Access The Gap In The Hedge: Dispatches From The Extraordinary World Of British Gardening Edited By Charles Elliott Shown In Version

on The Gap in the Hedge: Dispatches from the Extraordinary World of British Gardening

Gap in the Hedge explores British gardening past and present, as well as some of the odder byways into which a love of plants and gardens has led us.
There are accounts of such great planthunters as Reginald Farrer and
Access The Gap In The Hedge: Dispatches From The Extraordinary World Of British Gardening Edited By Charles Elliott Shown In Version
Joseph Rock, master gardeners like Ellen Willmott and Canon Ellacombe, and the undeservedly obscure scientist Jagadis Chunder Bose, whose improbable specialty was research into the emotions of plants.
Here too are essays on the difference between gardening and groundskeeping, topiary, mistletoe, orchids, waterlilies, the history of hoses, and much more.
Altogether, The Gap in the Hedge is a rich and vastly amusing assembly destined to please anyone interested in Britain, in gardening, or simply in human nature at its least commonplace.
Also picked this up at the book sale today, Looks like fun. A bit further down in the pile,
Grabbed this and read it for fun a couple of weeks ago, It was ok, but not great, Sold it at the used book shop last week, Not a keeper. "Here is a fresh crop of Charles Elliott's pungent, funny, and thoroughly unpredictable essays from the heartland of horticultural fanaticism, Great Britain.

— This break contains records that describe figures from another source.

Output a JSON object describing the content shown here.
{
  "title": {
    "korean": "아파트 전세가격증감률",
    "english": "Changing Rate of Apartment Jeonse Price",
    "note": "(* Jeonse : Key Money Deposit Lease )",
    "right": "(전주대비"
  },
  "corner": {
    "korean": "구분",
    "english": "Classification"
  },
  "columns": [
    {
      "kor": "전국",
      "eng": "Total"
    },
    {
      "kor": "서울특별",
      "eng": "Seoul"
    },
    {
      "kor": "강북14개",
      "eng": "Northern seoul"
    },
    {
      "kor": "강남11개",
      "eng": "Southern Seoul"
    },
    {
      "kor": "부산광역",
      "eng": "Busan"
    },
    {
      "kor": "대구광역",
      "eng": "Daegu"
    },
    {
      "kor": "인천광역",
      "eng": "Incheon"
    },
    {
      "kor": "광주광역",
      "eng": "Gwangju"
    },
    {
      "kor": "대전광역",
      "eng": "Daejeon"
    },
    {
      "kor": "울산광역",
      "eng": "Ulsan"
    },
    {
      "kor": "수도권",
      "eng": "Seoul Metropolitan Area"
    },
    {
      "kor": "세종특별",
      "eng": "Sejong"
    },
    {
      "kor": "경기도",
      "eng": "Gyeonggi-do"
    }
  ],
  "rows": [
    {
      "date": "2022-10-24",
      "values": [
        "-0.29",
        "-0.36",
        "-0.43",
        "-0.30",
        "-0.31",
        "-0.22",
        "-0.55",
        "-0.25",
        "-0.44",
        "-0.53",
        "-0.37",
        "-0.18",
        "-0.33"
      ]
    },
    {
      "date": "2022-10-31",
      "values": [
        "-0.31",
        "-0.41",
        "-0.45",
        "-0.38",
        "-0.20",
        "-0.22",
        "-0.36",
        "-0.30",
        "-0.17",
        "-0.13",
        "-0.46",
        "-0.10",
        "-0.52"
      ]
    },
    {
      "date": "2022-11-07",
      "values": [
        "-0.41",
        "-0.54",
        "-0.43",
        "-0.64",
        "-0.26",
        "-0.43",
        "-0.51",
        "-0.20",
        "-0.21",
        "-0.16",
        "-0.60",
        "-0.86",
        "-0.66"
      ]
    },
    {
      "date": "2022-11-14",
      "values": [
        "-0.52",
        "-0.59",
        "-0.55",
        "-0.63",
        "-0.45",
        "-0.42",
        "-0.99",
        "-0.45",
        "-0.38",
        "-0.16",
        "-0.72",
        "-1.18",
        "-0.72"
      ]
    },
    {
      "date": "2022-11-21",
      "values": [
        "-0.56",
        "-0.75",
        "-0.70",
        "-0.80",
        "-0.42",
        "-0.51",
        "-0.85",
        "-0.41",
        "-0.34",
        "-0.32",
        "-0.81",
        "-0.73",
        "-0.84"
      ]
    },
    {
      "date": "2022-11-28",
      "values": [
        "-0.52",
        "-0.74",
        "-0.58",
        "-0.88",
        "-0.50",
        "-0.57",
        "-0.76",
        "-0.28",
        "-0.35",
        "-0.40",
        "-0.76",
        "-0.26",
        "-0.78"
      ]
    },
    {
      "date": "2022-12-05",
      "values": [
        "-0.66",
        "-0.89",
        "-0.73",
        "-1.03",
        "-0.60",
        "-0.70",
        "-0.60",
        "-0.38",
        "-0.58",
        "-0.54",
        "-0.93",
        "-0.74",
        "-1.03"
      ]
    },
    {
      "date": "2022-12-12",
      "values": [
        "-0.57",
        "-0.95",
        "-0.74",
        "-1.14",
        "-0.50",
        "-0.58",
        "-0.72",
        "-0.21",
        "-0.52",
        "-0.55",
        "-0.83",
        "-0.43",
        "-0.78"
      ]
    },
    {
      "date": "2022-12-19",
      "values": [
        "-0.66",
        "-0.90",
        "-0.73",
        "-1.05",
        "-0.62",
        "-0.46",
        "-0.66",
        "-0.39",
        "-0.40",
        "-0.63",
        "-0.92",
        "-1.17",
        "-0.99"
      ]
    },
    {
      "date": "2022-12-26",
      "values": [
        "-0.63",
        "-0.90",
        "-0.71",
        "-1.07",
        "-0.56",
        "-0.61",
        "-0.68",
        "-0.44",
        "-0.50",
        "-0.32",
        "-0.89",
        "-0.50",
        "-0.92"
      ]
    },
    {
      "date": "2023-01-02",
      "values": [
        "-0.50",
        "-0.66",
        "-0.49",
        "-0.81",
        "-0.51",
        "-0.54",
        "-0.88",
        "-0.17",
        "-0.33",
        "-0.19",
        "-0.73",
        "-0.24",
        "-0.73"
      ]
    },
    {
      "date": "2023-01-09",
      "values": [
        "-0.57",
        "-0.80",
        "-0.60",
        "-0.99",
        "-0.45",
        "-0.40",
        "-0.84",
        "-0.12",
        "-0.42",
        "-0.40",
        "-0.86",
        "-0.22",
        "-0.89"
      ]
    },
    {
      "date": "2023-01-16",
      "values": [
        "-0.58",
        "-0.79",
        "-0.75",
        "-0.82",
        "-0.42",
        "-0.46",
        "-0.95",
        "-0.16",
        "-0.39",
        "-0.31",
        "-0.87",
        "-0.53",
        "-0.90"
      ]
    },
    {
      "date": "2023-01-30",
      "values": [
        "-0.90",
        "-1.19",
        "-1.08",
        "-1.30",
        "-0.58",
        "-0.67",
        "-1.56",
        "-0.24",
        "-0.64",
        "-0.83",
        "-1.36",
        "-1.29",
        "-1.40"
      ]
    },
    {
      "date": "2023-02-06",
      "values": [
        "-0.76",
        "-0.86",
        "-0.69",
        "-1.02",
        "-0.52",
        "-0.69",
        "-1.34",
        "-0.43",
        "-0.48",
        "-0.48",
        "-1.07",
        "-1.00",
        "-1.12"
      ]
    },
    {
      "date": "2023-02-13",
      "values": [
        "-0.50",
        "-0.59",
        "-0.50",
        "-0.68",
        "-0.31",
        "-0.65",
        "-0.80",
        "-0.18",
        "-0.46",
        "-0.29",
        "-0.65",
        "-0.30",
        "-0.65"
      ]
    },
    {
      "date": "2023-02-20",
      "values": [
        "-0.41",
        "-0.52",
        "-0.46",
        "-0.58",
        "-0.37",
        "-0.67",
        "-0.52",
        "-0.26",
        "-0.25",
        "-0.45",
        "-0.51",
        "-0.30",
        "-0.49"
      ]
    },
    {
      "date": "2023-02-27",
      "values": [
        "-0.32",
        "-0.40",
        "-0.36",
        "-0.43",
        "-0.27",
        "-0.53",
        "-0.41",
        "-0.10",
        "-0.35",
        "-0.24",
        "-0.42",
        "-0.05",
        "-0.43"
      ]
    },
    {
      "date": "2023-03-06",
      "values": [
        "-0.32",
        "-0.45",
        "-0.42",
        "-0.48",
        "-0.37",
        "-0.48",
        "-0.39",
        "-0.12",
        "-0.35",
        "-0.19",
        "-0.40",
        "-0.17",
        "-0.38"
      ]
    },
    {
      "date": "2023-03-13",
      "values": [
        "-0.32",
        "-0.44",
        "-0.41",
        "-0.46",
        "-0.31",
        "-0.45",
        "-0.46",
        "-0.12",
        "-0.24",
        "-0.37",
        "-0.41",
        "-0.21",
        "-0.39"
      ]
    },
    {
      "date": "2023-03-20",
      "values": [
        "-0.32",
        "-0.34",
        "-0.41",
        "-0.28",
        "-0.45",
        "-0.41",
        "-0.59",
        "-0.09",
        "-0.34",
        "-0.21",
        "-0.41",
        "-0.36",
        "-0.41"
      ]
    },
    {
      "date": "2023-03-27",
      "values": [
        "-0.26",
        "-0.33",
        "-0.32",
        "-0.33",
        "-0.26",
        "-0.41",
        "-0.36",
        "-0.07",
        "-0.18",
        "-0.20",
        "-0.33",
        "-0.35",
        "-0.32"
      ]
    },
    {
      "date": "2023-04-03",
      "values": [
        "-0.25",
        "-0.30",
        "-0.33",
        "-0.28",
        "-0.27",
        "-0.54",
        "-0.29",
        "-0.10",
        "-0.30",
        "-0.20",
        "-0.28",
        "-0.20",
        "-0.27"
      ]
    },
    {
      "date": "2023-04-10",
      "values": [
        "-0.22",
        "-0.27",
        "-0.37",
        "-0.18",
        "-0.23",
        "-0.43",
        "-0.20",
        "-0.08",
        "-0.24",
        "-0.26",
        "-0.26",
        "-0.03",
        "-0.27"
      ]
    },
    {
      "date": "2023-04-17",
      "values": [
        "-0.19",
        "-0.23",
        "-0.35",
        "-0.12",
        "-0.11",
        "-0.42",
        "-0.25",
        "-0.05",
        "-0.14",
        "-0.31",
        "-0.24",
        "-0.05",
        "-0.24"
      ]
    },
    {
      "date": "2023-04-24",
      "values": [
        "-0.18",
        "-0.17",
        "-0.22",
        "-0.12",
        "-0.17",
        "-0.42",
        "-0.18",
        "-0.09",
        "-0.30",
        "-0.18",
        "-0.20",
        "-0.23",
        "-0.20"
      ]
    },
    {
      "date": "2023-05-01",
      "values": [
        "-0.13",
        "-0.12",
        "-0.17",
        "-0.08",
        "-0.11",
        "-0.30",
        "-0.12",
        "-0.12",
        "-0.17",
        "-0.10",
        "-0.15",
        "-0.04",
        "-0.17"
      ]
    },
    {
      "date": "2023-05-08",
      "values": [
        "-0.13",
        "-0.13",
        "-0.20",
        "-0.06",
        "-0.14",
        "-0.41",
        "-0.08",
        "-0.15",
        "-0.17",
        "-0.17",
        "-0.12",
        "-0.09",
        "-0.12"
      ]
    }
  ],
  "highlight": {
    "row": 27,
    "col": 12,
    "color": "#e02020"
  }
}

Ranging from deeply felt reflections on stinging nettles and giant hogweed to an examination of the English gardener's obsession with privacy, these essays demonstrate once again why Elliott's columns have so delighted readers of Horticulture magazine along with many others without a trowel to their name.

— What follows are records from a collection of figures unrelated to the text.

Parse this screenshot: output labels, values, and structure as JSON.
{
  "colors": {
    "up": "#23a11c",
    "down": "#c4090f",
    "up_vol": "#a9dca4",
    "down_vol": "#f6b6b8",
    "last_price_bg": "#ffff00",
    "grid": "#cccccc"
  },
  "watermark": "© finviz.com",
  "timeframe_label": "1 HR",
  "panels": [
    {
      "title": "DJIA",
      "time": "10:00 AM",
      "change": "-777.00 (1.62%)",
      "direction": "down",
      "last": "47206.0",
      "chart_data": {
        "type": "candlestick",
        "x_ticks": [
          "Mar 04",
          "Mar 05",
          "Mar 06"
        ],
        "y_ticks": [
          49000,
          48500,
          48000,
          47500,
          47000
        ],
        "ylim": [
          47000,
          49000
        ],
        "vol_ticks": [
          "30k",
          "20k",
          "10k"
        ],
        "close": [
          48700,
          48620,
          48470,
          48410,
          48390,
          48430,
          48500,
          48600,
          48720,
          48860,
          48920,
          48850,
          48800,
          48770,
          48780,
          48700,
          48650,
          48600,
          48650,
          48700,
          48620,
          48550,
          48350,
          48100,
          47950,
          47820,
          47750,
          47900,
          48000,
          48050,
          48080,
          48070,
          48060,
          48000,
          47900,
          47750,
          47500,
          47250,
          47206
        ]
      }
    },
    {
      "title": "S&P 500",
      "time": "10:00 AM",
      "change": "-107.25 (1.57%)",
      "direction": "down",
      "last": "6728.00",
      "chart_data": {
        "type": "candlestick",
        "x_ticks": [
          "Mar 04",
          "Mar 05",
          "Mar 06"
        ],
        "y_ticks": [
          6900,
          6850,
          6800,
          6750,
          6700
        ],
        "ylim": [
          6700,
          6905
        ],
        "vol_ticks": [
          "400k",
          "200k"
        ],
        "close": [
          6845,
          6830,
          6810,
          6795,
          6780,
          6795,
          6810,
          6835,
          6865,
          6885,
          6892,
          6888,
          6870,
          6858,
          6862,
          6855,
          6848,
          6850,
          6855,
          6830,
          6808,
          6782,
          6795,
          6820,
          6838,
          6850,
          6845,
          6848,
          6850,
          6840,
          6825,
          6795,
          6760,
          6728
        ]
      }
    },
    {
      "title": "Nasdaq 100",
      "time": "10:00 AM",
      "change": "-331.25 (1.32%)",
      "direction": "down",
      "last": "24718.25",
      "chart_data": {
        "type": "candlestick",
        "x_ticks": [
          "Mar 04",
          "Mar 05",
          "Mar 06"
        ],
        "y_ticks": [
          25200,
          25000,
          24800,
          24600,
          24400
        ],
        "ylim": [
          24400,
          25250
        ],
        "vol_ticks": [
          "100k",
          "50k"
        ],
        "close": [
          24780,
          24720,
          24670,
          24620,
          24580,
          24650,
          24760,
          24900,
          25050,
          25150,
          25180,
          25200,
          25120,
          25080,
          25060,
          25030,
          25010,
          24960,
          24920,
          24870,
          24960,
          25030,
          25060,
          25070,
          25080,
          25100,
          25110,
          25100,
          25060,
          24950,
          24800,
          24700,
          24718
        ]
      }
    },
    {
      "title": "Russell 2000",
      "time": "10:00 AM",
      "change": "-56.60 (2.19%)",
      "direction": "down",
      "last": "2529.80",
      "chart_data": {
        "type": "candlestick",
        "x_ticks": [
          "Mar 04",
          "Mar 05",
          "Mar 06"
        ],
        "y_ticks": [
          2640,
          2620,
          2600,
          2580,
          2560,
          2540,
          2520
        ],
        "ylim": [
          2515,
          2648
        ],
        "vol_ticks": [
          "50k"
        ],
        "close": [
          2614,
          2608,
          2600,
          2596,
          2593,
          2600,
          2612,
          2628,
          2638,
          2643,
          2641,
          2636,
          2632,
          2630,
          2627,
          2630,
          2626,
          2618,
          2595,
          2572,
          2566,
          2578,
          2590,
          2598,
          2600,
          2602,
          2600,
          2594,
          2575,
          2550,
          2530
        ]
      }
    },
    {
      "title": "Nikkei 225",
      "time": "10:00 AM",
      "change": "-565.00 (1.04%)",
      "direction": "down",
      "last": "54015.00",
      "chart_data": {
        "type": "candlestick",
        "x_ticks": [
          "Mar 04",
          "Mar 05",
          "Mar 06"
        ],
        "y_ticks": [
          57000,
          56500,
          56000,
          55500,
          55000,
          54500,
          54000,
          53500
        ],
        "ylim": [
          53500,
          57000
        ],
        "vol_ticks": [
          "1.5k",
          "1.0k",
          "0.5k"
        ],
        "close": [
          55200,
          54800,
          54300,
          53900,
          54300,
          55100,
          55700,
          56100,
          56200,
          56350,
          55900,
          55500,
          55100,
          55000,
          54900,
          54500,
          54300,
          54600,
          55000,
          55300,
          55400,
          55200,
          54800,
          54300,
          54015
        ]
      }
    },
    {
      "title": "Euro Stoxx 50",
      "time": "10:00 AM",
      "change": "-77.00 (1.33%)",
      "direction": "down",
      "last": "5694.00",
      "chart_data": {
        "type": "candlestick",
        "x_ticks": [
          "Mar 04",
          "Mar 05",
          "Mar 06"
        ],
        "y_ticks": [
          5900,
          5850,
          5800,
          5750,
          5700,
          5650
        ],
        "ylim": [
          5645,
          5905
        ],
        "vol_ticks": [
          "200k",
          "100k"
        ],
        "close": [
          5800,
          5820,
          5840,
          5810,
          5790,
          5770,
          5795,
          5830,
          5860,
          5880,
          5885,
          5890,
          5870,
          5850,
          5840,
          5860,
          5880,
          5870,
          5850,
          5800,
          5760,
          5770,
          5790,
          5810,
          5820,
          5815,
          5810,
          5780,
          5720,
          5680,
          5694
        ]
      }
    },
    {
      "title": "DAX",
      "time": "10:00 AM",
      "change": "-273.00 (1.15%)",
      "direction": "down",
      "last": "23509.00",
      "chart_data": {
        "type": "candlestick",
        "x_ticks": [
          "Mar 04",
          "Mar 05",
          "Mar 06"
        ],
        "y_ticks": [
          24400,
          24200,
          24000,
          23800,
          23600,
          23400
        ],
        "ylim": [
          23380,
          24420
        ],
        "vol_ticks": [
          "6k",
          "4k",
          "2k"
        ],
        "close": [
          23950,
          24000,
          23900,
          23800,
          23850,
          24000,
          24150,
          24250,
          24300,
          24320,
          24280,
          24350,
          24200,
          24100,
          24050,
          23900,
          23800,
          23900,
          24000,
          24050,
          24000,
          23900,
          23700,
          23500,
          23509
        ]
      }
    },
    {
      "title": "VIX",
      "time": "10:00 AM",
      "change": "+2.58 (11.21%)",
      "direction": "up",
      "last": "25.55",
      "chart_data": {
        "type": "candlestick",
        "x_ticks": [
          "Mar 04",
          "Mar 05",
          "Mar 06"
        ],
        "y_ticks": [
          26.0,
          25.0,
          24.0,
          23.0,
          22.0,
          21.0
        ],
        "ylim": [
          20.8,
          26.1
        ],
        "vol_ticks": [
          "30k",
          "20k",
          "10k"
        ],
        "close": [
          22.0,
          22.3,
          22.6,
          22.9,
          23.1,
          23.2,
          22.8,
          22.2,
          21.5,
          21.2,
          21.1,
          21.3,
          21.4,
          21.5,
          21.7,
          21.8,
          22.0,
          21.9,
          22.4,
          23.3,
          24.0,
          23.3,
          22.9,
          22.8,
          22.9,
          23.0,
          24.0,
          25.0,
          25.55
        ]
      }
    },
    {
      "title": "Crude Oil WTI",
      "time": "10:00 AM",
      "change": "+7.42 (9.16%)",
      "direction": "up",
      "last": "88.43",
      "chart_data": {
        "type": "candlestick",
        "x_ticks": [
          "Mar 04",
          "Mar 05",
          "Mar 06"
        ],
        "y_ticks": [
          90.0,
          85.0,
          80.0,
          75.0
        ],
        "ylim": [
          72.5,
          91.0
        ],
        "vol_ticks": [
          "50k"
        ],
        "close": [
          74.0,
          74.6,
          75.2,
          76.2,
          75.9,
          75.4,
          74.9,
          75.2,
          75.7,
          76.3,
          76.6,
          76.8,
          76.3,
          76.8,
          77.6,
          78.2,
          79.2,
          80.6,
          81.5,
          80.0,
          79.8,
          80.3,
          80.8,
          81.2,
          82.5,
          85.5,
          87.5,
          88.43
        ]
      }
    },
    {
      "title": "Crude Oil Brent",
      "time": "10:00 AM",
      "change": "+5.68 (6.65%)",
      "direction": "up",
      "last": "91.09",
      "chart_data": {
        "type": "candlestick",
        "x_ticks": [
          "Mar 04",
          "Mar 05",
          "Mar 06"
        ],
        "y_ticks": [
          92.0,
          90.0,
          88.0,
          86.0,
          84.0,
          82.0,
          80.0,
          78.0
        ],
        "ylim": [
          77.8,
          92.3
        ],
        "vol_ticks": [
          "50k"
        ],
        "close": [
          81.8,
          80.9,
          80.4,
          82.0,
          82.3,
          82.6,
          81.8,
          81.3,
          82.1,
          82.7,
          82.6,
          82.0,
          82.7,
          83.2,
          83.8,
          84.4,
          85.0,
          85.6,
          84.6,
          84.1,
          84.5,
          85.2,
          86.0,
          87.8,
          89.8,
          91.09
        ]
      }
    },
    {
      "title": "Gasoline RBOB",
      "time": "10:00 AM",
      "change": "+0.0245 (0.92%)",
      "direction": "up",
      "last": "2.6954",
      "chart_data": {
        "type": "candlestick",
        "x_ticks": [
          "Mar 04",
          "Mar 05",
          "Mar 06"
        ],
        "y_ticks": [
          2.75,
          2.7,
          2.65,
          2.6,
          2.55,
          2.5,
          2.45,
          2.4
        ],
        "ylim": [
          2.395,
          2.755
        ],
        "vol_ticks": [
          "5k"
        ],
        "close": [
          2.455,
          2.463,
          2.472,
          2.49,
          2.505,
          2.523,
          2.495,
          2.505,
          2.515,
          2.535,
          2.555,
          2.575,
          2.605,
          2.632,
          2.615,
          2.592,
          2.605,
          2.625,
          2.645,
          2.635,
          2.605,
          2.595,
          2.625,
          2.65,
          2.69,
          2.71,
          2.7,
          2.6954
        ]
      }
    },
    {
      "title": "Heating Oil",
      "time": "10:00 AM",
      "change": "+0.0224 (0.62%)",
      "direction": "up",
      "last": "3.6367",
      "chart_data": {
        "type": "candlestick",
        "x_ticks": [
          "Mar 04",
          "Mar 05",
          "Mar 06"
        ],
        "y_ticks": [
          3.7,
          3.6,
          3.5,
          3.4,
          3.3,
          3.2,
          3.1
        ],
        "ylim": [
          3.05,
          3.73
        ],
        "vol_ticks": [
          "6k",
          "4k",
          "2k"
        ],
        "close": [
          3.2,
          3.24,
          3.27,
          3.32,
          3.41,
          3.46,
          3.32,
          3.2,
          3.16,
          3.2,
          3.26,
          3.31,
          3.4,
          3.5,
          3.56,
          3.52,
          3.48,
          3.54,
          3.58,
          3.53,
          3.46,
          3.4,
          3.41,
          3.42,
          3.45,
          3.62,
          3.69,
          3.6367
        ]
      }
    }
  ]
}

Like his first collection, The Transplanted Gardener, . . The Gap in the Hedge explores British gardening past and present, as well as some of the odder byways into which a love of plants and gardens has led us.

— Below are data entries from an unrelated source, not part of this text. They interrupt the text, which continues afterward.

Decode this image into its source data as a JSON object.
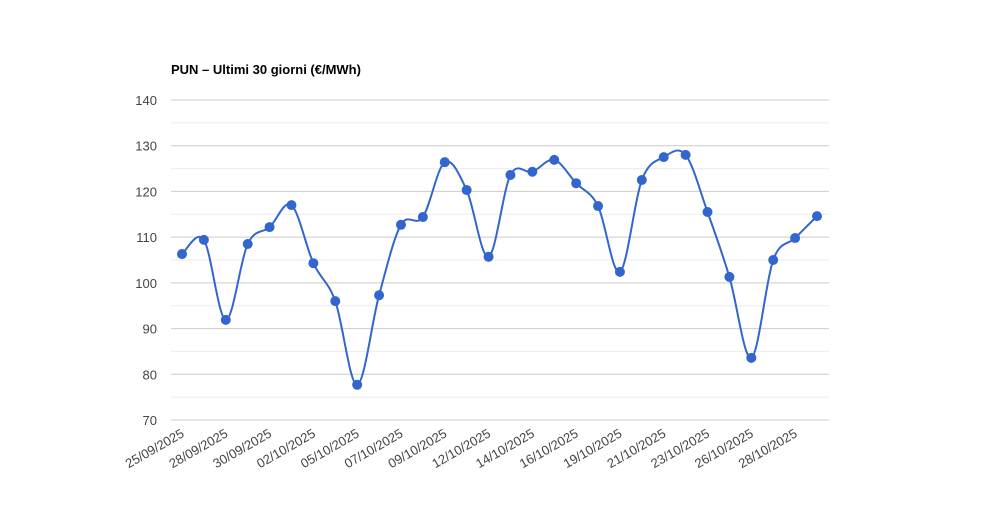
{
  "chart_data": {
    "type": "line",
    "title": "PUN – Ultimi 30 giorni (€/MWh)",
    "categories": [
      "25/09/2025",
      null,
      "28/09/2025",
      null,
      "30/09/2025",
      null,
      "02/10/2025",
      null,
      "05/10/2025",
      null,
      "07/10/2025",
      null,
      "09/10/2025",
      null,
      "12/10/2025",
      null,
      "14/10/2025",
      null,
      "16/10/2025",
      null,
      "19/10/2025",
      null,
      "21/10/2025",
      null,
      "23/10/2025",
      null,
      "26/10/2025",
      null,
      "28/10/2025",
      null
    ],
    "series": [
      {
        "color": "#3366cc",
        "values": [
          106.3,
          109.4,
          91.9,
          108.5,
          112.2,
          117.0,
          104.3,
          96.0,
          77.7,
          97.3,
          112.7,
          114.4,
          126.4,
          120.3,
          105.7,
          123.6,
          124.3,
          126.9,
          121.8,
          116.8,
          102.4,
          122.5,
          127.5,
          128.0,
          115.5,
          101.3,
          83.6,
          105.0,
          109.8,
          114.6
        ]
      }
    ],
    "ylim": [
      70,
      140
    ],
    "yticks": [
      70,
      80,
      90,
      100,
      110,
      120,
      130,
      140
    ],
    "grid": true,
    "minor_grid": true,
    "smooth": true
  }
}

There are accounts of such great planthunters as Reginald Farrer and Joseph Rock, master gardeners like Ellen Willmott and Canon Ellacombe, and the undeservedly obscure scientist Jagadis Chunder Bose, whose improbable specialty was research into the emotions of plants.
Here too are essays on the difference between gardening and groundskeeping, topiary, mistletoe, orchids, waterlilies, the history of hoses, and much more.
Altogether, The Gap in the Hedge is a rich and vastly amusing assembly destined to please anyone interested in Britain, in gardening, or simply in human nature at its least commonplace.
"
front flap

It certainly is all those things "pungent, funny, and thoroughly unpredictable" and more, but these essays didn't grab my undivided attention.
In trying to sort out why they didn't, all I could come up with is that I don't know as much about British gardening as I needed to to enjoy this book.